Post-Roseanne, she went on to host her own TV chat show and a variety of other TV projects before she returned to her stand-up roots upon being asked to introduce Michael Moore at a political rally in Salt Lake City.

"It was a very right-wing crowd and it was obvious a lot of them were there just to boo and heckle Michael Moore. So I went out and pretended to be a Bush supporter."

She told a joke about how she was glad Bush was president and even gladder that he had vetoed the ban on assault weapons, "because you never know when God is going to call on you to shoot an abortion doctor".

She's also met George Bush in person. She went up to him and told him that she prayed for him every night. "Aren't you a good girl?" she says he replied - a remark which clearly still infuriates her.

"Put all of these things together and you'll see why I feel so energised now to be back on stage doing stand-up. The world is in such a ridiculous state at the moment that we are crying out for a Bill Hicks or a Noam Chomsky figure to deliver some home truths. All I can contribute is my little bit."

• Roseanne Barr plays Tripod, Harcourt Street, Dublin on October 24th and 26th as part of the Pod Cast Comedy Festival www.pod.ie

Too many laughs?

Brian Boydruns through a cornucopia of Irish comedy festivals

THE Pod Cast Comedy Festival, set for the October bank holiday weekend (24th-27th) and headlined by Roseanne Barr, also features performances by Sean Hughes, Glen Wool, Owen O'Neill, We Are Klang and others.

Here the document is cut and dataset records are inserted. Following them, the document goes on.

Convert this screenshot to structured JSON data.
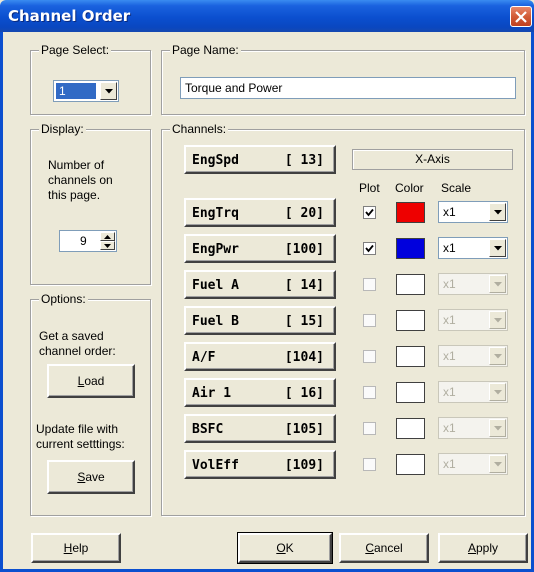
{
  "window": {
    "title": "Channel Order"
  },
  "page_select": {
    "label": "Page Select:",
    "value": "1"
  },
  "page_name": {
    "label": "Page Name:",
    "value": "Torque and Power"
  },
  "display": {
    "label": "Display:",
    "line1": "Number of",
    "line2": "channels on",
    "line3": "this page.",
    "count": "9"
  },
  "options": {
    "label": "Options:",
    "load_text1": "Get a saved",
    "load_text2": "channel order:",
    "load_first": "L",
    "load_rest": "oad",
    "save_text1": "Update file with",
    "save_text2": "current setttings:",
    "save_first": "S",
    "save_rest": "ave"
  },
  "channels": {
    "label": "Channels:",
    "x_axis_label": "X-Axis",
    "col_plot": "Plot",
    "col_color": "Color",
    "col_scale": "Scale",
    "x_axis_channel": {
      "name": "EngSpd",
      "num": "[ 13]"
    },
    "rows": [
      {
        "name": "EngTrq",
        "num": "[ 20]",
        "plot": true,
        "color": "#ee0000",
        "scale": "x1",
        "enabled": true
      },
      {
        "name": "EngPwr",
        "num": "[100]",
        "plot": true,
        "color": "#0000dd",
        "scale": "x1",
        "enabled": true
      },
      {
        "name": "Fuel A",
        "num": "[ 14]",
        "plot": false,
        "color": "#ffffff",
        "scale": "x1",
        "enabled": false
      },
      {
        "name": "Fuel B",
        "num": "[ 15]",
        "plot": false,
        "color": "#ffffff",
        "scale": "x1",
        "enabled": false
      },
      {
        "name": "A/F",
        "num": "[104]",
        "plot": false,
        "color": "#ffffff",
        "scale": "x1",
        "enabled": false
      },
      {
        "name": "Air 1",
        "num": "[ 16]",
        "plot": false,
        "color": "#ffffff",
        "scale": "x1",
        "enabled": false
      },
      {
        "name": "BSFC",
        "num": "[105]",
        "plot": false,
        "color": "#ffffff",
        "scale": "x1",
        "enabled": false
      },
      {
        "name": "VolEff",
        "num": "[109]",
        "plot": false,
        "color": "#ffffff",
        "scale": "x1",
        "enabled": false
      }
    ]
  },
  "buttons": {
    "help_first": "H",
    "help_rest": "elp",
    "ok_first": "O",
    "ok_rest": "K",
    "cancel_first": "C",
    "cancel_rest": "ancel",
    "apply_first": "A",
    "apply_rest": "pply"
  }
}
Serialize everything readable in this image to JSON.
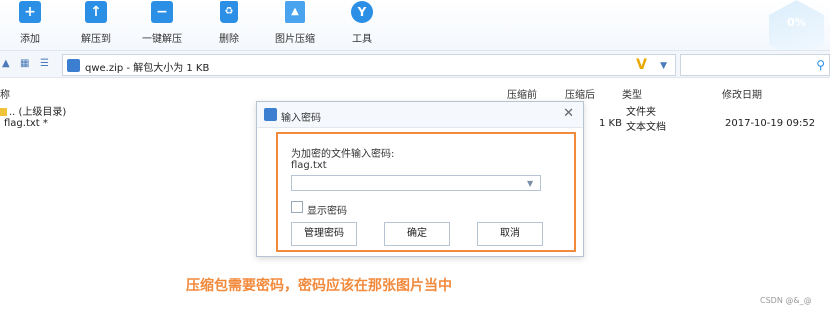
{
  "toolbar": {
    "items": [
      {
        "label": "添加",
        "icon": "add-icon"
      },
      {
        "label": "解压到",
        "icon": "extract-to-icon"
      },
      {
        "label": "一键解压",
        "icon": "one-click-extract-icon"
      },
      {
        "label": "删除",
        "icon": "trash-icon"
      },
      {
        "label": "图片压缩",
        "icon": "image-compress-icon"
      },
      {
        "label": "工具",
        "icon": "tools-icon"
      }
    ],
    "deco": "0%"
  },
  "address": {
    "path": "qwe.zip - 解包大小为 1 KB",
    "search_placeholder": ""
  },
  "columns": {
    "name": "称",
    "compressed_before": "压缩前",
    "compressed_after": "压缩后",
    "type": "类型",
    "modified": "修改日期"
  },
  "files": [
    {
      "name": ".. (上级目录)",
      "size": "",
      "type": "文件夹",
      "date": ""
    },
    {
      "name": "flag.txt *",
      "size": "1 KB",
      "type": "文本文档",
      "date": "2017-10-19 09:52"
    }
  ],
  "dialog": {
    "title": "输入密码",
    "prompt": "为加密的文件输入密码:",
    "filename": "flag.txt",
    "password_value": "",
    "show_password": "显示密码",
    "btn_manage": "管理密码",
    "btn_ok": "确定",
    "btn_cancel": "取消"
  },
  "annotation": "压缩包需要密码，密码应该在那张图片当中",
  "watermark": "CSDN @&_@",
  "colors": {
    "accent": "#2b8fe6",
    "highlight": "#f28a3c"
  }
}
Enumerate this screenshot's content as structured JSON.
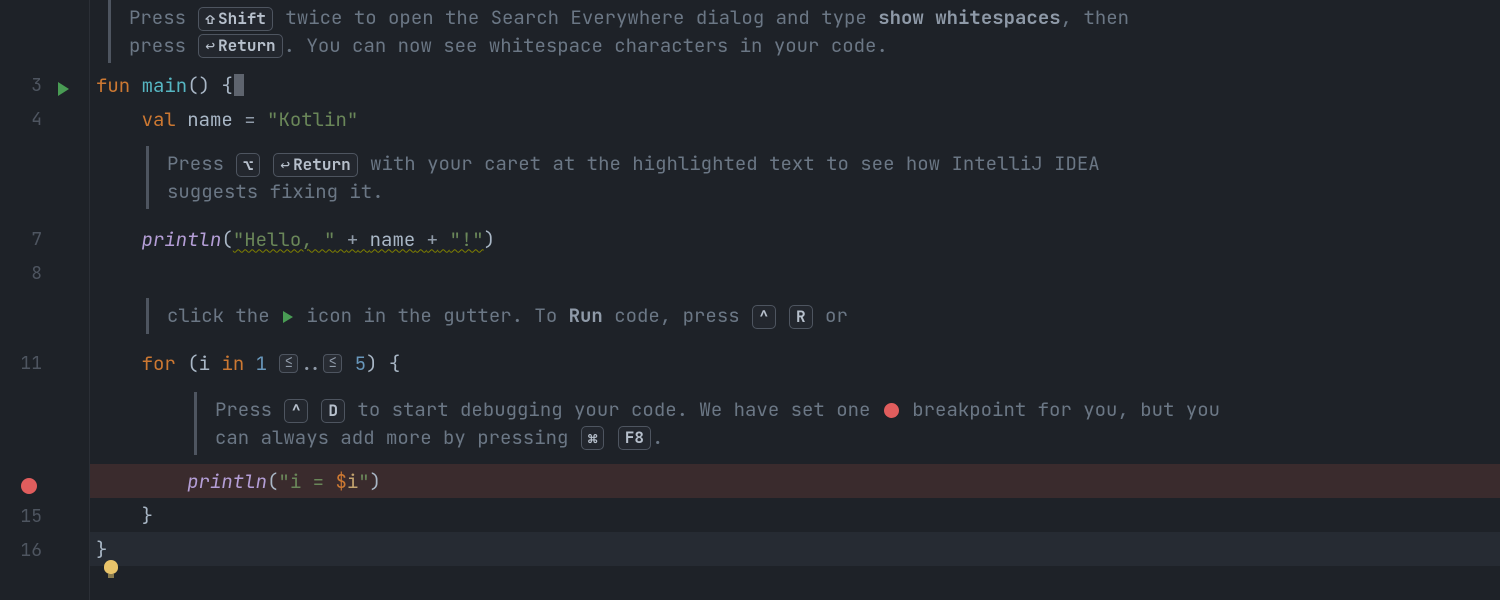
{
  "gutter": {
    "lines": {
      "l3": "3",
      "l4": "4",
      "l7": "7",
      "l8": "8",
      "l11": "11",
      "l15": "15",
      "l16": "16"
    }
  },
  "hints": {
    "shift": "Shift",
    "return": "Return",
    "option": "⌥",
    "ctrl": "^",
    "r": "R",
    "d": "D",
    "cmd": "⌘",
    "f8": "F8",
    "lte": "≤"
  },
  "comments": {
    "c1_a": "Press ",
    "c1_b": " twice to open the Search Everywhere dialog and type ",
    "c1_bold1": "show whitespaces",
    "c1_c": ", then press ",
    "c1_d": ". You can now see whitespace characters in your code.",
    "c2_a": "Press ",
    "c2_b": " with your caret at the highlighted text to see how IntelliJ IDEA suggests fixing it.",
    "c3_a": "click the ",
    "c3_b": " icon in the gutter. To ",
    "c3_bold1": "Run",
    "c3_c": " code, press ",
    "c3_d": " or",
    "c4_a": "Press ",
    "c4_b": " to start debugging your code. We have set one ",
    "c4_c": " breakpoint for you, but you can always add more by pressing ",
    "c4_d": "."
  },
  "code": {
    "l3": {
      "kw": "fun",
      "sp1": " ",
      "fn": "main",
      "paren": "()",
      "sp2": " ",
      "brc": "{"
    },
    "l4": {
      "indent": "    ",
      "kw": "val",
      "sp1": " ",
      "var": "name",
      "sp2": " ",
      "op": "=",
      "sp3": " ",
      "str": "\"Kotlin\""
    },
    "l7": {
      "indent": "    ",
      "fn": "println",
      "po": "(",
      "s1": "\"Hello, \"",
      "sp1": " ",
      "op1": "+",
      "sp2": " ",
      "var": "name",
      "sp3": " ",
      "op2": "+",
      "sp4": " ",
      "s2": "\"!\"",
      "pc": ")"
    },
    "l11": {
      "indent": "    ",
      "kw": "for",
      "sp1": " ",
      "po": "(",
      "var": "i",
      "sp2": " ",
      "kw2": "in",
      "sp3": " ",
      "n1": "1",
      "sp4": " ",
      "range": "..",
      "sp5": " ",
      "n2": "5",
      "pc": ")",
      "sp6": " ",
      "brc": "{"
    },
    "l14": {
      "indent": "        ",
      "fn": "println",
      "po": "(",
      "s1": "\"i = ",
      "tpl": "$",
      "tvar": "i",
      "s2": "\"",
      "pc": ")"
    },
    "l15": {
      "indent": "    ",
      "brc": "}"
    },
    "l16": {
      "brc": "}"
    }
  }
}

If you think it's a bit strange having yet another comedy festival in the country, pause to consider that Pod Cast is actually one of two taking place in Ireland over the bank holiday weekend. Down in Portlaoise there's the Carlsberg Halloween Howls Comedy Festival, which features 35 comedians over four days. Acts include Ardal O'Hanlon, Barry Murphy, Andrew Maxwell, Maeve Higgins and Jason Byrne (www.halloweenhowls.ie).

Just a few years ago the only comedy festival in the country was the long-running Kilkenny Cat Laughs, which takes place over the June bank holiday weekend. It has been joined in recent

years by the Bulmers International Comedy Festival, which takes place in a variety of venues around Dublin each September. This year's headliners included Chris Rock and The Mighty Boosh.

Sandwiched in between these two for the past two years has been the Carlsberg Comedy Carnival which takes place over four July days in Iveagh Gardens.

That's five comedy festivals in all for the country this year. The choice, though, is a bit illusory, as many of the acts who played Kilkenny also played the Carlsberg Comedy Carnival and will be playing in Portlaoise in two weeks.

It may seem like overkill for a country that really only has a handful of top-class comics, but all the different comedy promoters have reported full houses and healthy box-office takings. And, in the case of The Mighty Boosh at the Olympia, the ticket demand was such that they could still be selling it out night after night a month after the last show there.

Apparently, the key to festival success is to go for one big-star headliner (as in Chris Rock or Roseanne Barr) and hope that they generate enough interest to sell the others shows. And even without the big-name imports, it seems you could put Tommy Tiernan or Des Bishop in any venue in the land and the run would last for weeks if not months.

There is also the consideration that while a ticket for a big-name musical act can cost up to €60, €25 is usually enough to get you into a big-name comedy show (there are far fewer overheads in stand-up than live music).